The new building embraces the design principles for which Troppo have become famous. Recognising that extraordinary, sticky heat is both the great boon and the great challenge of a tropical climate, Troppo’s designs are typically open to the exterior, allowing for through-breezes and cross-ventilation. The study retreat is no exception. Its walls are punctuated by many sets of louvres, which can be opened to catch the breeze, to remove heat at the building’s highest points, and to capture the sound of the nearby creek.

The house sits on a 4.8 x 5.9 metre platform, raised off the ground to allow for better ventilation as in the iconic Queenslanders of the Australian vernacular. This tribute to the vernacular persists in the pervasive use of corrugated steel and fibre cement sheeting. Economical and lightweight, these materials evoke an influential moment in Australian design history (and perhaps we shouldn’t be surprised to learn that Glenn Murcutt is himself a fan of Troppo’s work), a response to the climate and the landscape that is probably as close as we get to an authentic national architecture.

The building’s high roof rises to 6.5 metres at its peak. It allows space for the loft, which looks out over the surrounding treetops, connects the retreat to the house by a bridge, and catches the trickling sounds of the creek. Inside, the high roof and open design encourage convection, moving air through the house and extracting heat through high louvres.

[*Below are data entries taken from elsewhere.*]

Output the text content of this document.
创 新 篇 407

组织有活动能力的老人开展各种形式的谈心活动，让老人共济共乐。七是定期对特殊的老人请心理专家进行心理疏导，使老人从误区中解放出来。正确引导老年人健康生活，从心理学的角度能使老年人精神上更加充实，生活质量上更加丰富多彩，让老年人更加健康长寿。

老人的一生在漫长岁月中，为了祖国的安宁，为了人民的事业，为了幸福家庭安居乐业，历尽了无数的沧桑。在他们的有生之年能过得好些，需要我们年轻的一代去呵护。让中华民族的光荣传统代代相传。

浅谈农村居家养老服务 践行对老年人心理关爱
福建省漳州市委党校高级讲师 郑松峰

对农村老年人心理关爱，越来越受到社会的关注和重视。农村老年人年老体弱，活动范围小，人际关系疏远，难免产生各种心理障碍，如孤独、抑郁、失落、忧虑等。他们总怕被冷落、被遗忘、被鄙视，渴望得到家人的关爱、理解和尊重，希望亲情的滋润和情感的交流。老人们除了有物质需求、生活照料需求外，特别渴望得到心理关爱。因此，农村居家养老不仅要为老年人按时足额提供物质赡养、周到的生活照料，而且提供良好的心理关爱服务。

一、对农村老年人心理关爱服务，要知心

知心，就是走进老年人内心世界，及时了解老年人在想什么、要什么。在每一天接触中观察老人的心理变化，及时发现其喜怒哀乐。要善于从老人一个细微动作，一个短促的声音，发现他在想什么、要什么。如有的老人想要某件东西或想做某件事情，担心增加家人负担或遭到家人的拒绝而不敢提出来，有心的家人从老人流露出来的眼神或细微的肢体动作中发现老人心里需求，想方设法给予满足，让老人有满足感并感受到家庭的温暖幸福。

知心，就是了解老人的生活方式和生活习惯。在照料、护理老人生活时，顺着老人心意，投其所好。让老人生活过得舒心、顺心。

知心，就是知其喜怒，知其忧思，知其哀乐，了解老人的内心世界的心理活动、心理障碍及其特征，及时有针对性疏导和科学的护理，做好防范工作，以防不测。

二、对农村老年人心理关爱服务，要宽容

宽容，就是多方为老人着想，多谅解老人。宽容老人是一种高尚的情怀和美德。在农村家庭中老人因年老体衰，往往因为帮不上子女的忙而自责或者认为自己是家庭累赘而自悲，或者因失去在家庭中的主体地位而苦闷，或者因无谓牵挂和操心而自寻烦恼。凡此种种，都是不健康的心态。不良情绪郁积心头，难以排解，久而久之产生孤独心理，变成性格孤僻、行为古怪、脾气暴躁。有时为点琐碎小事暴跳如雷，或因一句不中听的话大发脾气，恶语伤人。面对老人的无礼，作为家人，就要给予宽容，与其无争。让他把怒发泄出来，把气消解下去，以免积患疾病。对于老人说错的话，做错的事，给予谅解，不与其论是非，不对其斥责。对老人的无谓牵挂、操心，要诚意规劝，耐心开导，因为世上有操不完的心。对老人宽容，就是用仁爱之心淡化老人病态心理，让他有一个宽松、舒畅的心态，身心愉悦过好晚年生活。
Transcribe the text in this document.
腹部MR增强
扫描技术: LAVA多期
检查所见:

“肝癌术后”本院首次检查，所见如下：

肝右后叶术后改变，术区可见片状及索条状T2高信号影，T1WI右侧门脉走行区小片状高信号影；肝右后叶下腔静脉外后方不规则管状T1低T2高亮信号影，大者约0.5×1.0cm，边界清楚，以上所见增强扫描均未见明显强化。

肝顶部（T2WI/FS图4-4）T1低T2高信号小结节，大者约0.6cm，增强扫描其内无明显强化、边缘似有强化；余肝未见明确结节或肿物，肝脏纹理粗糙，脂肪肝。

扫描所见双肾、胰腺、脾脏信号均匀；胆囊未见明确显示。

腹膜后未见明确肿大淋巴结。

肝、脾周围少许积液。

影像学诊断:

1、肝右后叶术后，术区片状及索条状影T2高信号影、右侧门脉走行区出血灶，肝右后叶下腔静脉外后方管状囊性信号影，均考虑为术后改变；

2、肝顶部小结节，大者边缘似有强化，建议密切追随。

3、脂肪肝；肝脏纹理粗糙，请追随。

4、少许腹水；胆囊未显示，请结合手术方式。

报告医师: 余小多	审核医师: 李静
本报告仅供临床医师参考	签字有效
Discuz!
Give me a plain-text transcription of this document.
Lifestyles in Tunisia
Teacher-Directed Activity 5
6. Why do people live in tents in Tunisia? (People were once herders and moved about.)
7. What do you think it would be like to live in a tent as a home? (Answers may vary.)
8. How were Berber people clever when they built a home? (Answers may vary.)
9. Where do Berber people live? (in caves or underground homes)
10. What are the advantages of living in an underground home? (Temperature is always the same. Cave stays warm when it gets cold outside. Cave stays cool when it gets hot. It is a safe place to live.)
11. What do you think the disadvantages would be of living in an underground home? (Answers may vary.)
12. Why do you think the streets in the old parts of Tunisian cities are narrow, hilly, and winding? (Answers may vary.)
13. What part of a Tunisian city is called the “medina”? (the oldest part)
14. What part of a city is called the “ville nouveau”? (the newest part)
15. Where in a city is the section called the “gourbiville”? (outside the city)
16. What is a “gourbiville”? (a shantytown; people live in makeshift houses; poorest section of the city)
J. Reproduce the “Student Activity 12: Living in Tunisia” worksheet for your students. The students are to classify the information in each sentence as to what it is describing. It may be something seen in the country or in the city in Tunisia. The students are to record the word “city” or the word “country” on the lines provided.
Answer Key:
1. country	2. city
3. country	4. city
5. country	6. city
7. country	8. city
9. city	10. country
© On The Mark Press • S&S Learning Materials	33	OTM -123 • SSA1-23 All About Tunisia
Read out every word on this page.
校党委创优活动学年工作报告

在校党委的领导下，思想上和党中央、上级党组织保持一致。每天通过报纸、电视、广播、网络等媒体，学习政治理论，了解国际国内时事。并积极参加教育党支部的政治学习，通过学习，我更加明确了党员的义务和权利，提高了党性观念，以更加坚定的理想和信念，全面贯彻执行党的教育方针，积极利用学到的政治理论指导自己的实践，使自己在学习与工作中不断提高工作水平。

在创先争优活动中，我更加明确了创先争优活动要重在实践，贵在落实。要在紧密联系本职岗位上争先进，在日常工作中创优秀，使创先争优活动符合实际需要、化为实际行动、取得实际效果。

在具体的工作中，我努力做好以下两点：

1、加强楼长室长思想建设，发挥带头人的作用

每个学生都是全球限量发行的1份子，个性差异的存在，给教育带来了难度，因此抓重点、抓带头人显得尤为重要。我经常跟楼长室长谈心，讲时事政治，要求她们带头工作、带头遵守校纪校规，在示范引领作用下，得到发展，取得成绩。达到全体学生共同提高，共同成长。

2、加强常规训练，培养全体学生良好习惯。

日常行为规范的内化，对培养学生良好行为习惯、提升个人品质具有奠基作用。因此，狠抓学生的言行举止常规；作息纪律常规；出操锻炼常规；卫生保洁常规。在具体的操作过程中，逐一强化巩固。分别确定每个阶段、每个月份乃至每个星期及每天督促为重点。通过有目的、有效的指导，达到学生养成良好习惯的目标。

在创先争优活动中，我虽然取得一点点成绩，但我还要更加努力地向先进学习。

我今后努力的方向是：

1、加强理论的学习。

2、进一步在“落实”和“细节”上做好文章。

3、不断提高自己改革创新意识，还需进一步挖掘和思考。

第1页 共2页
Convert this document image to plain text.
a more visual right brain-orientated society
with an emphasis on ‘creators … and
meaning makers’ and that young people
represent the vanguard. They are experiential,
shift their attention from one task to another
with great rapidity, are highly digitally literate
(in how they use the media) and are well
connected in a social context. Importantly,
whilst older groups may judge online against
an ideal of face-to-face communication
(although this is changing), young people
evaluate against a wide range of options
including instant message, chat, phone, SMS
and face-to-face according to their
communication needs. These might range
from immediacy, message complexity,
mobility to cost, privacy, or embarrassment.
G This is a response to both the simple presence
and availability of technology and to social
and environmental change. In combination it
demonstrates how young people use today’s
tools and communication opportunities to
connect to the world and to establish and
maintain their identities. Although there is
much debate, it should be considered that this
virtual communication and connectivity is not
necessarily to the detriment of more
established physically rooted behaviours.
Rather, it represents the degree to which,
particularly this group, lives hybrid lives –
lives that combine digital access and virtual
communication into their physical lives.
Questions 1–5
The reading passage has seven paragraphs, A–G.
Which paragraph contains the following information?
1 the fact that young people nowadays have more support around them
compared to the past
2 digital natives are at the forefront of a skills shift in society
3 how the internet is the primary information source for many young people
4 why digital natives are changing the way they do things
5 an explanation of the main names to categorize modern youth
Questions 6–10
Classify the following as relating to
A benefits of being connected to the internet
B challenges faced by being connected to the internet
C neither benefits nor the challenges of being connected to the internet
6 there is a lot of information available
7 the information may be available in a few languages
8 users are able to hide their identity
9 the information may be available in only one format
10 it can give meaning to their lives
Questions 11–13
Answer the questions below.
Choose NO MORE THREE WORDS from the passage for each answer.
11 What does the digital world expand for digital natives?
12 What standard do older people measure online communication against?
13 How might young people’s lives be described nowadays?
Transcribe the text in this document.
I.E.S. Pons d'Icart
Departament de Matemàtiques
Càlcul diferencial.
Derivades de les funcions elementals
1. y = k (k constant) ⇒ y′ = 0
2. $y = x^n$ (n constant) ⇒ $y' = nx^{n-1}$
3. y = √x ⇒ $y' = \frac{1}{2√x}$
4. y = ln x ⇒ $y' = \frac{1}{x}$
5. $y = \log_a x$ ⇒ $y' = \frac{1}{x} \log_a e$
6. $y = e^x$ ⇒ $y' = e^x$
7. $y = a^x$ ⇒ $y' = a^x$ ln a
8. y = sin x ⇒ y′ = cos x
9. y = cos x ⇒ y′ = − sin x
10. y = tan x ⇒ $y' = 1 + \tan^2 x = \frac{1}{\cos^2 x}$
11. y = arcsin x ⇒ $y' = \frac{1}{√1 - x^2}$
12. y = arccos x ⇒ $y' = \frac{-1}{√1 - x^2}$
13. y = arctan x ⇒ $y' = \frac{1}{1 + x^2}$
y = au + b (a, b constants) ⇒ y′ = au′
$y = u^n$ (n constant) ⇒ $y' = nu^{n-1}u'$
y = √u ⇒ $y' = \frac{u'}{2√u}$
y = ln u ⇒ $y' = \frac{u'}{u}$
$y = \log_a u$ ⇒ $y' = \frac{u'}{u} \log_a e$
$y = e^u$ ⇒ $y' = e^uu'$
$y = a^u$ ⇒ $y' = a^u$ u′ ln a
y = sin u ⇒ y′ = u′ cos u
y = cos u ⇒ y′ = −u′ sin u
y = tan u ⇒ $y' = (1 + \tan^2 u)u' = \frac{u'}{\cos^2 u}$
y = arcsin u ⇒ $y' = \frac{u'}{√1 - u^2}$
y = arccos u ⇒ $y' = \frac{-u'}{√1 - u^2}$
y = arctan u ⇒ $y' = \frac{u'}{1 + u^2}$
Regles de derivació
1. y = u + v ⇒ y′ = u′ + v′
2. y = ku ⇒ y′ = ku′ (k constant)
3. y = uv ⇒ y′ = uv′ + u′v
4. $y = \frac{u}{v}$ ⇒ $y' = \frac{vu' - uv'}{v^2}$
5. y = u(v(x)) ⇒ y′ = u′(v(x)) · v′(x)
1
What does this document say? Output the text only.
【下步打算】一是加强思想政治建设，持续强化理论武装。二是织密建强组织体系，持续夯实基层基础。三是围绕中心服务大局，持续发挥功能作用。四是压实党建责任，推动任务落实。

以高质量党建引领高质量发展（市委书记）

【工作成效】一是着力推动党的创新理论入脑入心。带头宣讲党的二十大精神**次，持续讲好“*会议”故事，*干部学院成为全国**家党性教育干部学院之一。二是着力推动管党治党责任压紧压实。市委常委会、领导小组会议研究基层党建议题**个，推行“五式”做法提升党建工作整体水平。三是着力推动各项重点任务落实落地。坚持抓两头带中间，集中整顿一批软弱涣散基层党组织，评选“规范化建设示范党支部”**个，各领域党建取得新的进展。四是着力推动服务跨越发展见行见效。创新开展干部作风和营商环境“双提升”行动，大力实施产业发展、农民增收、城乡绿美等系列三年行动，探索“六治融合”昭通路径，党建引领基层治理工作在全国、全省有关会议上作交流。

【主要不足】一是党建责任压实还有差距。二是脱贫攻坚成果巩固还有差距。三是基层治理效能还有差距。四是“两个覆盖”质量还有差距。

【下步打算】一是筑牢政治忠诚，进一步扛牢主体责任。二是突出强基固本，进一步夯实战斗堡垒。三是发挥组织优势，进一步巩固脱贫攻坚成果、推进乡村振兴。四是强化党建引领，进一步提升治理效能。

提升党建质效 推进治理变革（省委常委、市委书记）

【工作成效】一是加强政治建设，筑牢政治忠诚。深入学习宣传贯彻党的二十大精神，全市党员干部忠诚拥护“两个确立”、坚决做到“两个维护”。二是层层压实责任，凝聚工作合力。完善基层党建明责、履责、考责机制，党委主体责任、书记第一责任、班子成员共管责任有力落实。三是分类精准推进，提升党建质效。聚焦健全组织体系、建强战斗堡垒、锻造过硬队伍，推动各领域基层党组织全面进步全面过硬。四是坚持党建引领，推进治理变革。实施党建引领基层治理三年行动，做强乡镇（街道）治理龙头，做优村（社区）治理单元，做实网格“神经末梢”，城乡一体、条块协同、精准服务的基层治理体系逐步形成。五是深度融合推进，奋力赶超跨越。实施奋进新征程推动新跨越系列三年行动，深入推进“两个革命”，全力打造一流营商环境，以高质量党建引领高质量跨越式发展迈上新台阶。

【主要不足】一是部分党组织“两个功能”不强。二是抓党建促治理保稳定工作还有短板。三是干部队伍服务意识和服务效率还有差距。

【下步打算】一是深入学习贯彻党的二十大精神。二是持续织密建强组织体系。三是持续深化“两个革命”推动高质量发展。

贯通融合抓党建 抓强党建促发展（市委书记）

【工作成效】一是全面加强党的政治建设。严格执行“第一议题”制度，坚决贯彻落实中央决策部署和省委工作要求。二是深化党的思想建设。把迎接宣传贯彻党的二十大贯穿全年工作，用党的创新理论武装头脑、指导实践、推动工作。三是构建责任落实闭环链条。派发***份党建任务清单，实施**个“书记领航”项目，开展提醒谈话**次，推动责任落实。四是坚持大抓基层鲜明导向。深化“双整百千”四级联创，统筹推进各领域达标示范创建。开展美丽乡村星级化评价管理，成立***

Shaded by trees, cooled by air movement, the Study Retreat answers the specificity of Darwin’s climate with the specificity of responsive tropical design. It reflects Troppo’s claim that they are “passionate about experience of place”, and particularly this place, heavy, warm, sleepy and relaxed. Their buildings fit in around that, working with rather than against the quirks of the Top End climate and landscape, and capturing an experience of place as vital, responsive and wonderfully liveable design. +

1 The study retreat uses corrugated steel and fibre cement sheeting to reference the Australian vernacular. Their lightweight construction also ensures they are economical and have low embodied energy. 2 The desk alcove looks out on a large fiscus. Louvres are used throughout the building to give inhabitants control over the ventilation of the building. 3 Stairs leading to the loft. The high-roofed, open design promotes convection and eliminates the need for air conditioning. 4 House and Retreat are both surrounded by tropical vegetation, cooling the buildings and encouraging breezes and shade. The creek in the foreground is situated at the back of the site and gives the inhabitants the sense of being connected to nature. 5 The entry deck, seen from the Green Can house. The new Study Retreat is secluded and separate, but still connected to the main house by a bridge from the loft. 6 A single skin of corrugated perforated steel leaves the bathroom open to the creek, creating a sense of communion with nature.